Expand description
Access Octave/MATLAB from Rust
As much as I hate to say it, there is a lot of useful code living in .m files. Sometimes it can be nice to access that code through Rust. There are at least two use cases I can think of:
- Rapid Development: There might be a simple function in Octave that would require significant development effort to replicate in Rust. This crate serves as a stopgap measure to enable further development.

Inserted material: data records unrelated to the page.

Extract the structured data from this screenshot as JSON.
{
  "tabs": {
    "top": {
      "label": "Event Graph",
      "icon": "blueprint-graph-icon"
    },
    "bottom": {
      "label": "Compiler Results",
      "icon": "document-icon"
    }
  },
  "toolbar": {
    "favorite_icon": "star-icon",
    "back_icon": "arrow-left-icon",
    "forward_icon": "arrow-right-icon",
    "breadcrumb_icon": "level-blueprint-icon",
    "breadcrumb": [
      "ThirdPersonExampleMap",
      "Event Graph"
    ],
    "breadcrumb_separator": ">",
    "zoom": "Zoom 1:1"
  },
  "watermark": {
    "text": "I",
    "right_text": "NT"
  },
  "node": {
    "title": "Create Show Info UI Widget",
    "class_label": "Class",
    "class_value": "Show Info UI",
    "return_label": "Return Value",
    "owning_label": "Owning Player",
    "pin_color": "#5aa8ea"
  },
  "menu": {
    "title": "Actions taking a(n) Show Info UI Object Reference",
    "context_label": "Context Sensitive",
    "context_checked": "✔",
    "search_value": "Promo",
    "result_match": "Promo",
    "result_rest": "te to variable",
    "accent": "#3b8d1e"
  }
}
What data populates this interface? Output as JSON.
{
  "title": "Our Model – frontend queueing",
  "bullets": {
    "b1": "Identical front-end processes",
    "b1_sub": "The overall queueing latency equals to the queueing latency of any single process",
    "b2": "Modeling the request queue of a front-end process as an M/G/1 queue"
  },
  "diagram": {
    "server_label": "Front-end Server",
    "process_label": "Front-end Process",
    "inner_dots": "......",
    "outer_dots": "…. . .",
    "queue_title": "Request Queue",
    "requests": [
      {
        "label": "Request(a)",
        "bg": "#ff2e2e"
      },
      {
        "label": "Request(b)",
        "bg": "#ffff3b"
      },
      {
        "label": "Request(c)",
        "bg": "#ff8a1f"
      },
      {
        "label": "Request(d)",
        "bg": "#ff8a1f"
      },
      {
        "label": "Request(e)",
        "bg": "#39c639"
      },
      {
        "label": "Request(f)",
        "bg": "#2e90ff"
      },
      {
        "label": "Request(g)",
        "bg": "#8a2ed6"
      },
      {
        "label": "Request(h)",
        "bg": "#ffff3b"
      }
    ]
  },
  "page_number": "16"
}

- Robust Testing: We all know that the better option is to rewrite those nasty .m files in Rust so they’re 🚀Blazingly Fast™️🚀! This create is still useful for testing purposes, allowing direction comparison to legacy Octave/MATLAB code.
Requirements
This crate uses a disgusting hack: Octave is run in the background in Docker. For that reason, you must have a working installation of Docker.
Example Usage
Let’s say we need a function to compute prime numbers, but we’re too lazy to write one ourselves. Let’s make a thin
wrapper around the Octave primes
function! That function will look like this:
fn primes(less_than_n: usize) -> Vec<Vec<f64>> {
mocktave::eval( // Start an evaluation
&format!( // Format the command
"x = primes({});", // This is where we call `primes` from Octave
less_than_n // Pass through the argument
)
)
.get_matrix_named("x") // Extract the results matrix.
.unwrap() // Unwrap to get the value
}
let all_primes_less_than_100 = primes(100);
Its important to note that this function is definitely NOT 🚀Blazingly Fast™️🚀, since it starts, runs, and closes a Docker container every time its run.
Structs
- Create a persistent interpreter that can call a single container multiple times, resulting in more efficiency code execution.
- Contains the workspace that resulted from running the octave command in
eval
Functions
- Evaluate a few lines of Octave code and extract the results.